The output of the front end is genuine Scheme code that can be compiled by any Scheme compiler. This makes the front end easier to understand, and has been of great benefit for testing and debugging.

Although many Scheme compilers will in fact generate better code when Twobit's front end is used as a preprocessor, the full benefits of its optimizations are realized only by a code generator that exploits the additional information that is encoded by stylistic variation and quoted constants.

The subset of Scheme used by the front end is generated by the following grammar.

 
  L  -->  (lambda (I_1 ...)
            (begin D ...)
            (quote (R F <decls> <doc>)
            E)
       |  (lambda (I_1 ... . I_rest)
            (begin D ...)
            (quote (R F <decls> <doc>)
            E)
  D  -->  (define I L)
  E  -->  (quote K)                        ; constants
       |  (begin I)                        ; variable references
       |  L                                ; lambda expressions
       |  (E0 E1 ...)                      ; calls
       |  (set! I E)                       ; assignments
       |  (if E0 E1 E2)                    ; conditionals
       |  (begin E0 E1 E2 ...)             ; sequential expressions
  I  -->  
 
  R  -->  ((I <references> <assignments> <calls>) ...)
  F  -->  (I ...)

Note that the variable x is represented by (begin x), which gives to variable references a list structure that can be shared and side effected.

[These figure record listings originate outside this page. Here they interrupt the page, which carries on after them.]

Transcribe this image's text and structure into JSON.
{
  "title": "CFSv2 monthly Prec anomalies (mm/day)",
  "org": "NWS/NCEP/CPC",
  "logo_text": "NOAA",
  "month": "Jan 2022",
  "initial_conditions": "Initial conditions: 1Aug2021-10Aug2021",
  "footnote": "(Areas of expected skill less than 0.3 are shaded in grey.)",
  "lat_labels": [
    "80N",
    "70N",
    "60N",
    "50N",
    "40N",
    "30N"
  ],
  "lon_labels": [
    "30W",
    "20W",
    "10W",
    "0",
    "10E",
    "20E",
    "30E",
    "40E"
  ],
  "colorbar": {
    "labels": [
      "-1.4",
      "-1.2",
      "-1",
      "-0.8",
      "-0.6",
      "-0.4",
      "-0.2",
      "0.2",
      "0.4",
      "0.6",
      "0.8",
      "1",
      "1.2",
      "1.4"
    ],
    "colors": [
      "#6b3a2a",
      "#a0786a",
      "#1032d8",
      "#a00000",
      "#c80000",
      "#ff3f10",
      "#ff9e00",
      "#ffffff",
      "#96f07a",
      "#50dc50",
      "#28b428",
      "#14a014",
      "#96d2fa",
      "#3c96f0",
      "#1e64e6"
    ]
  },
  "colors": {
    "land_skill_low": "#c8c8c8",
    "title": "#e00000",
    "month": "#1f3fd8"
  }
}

For every identifier that is bound by a lambda expression, the table R contains an entry listing all references, assignments, and calls to that identifier. These references, assignments, and calls share their structure with the actual references, assignments, and calls within the body of the lambda expression. By using side effects, the compiler can substitute expressions for identifiers without having to traverse the identifer's scope. The compiler can also use side effects to rearrange or to add arguments to every call to an identifier.

Except for these R tables and constants, the Scheme expression used as the intermediate form does not otherwise contain any shared structure, not does it share structure with the original definition or expression being compiled. The intermediate form is therefore acyclic, and its printed form is genuine Scheme code, but its printed form is often very large because of the shared structures, and is hard to read because of all the clutter. A make-readable procedure is therefore used to format the intermediate code for easier comprehension by humans. Unless otherwise noted, the intermediate Scheme code shown in these notes is the output of make-readable.

This intermediate form is created by pass 1.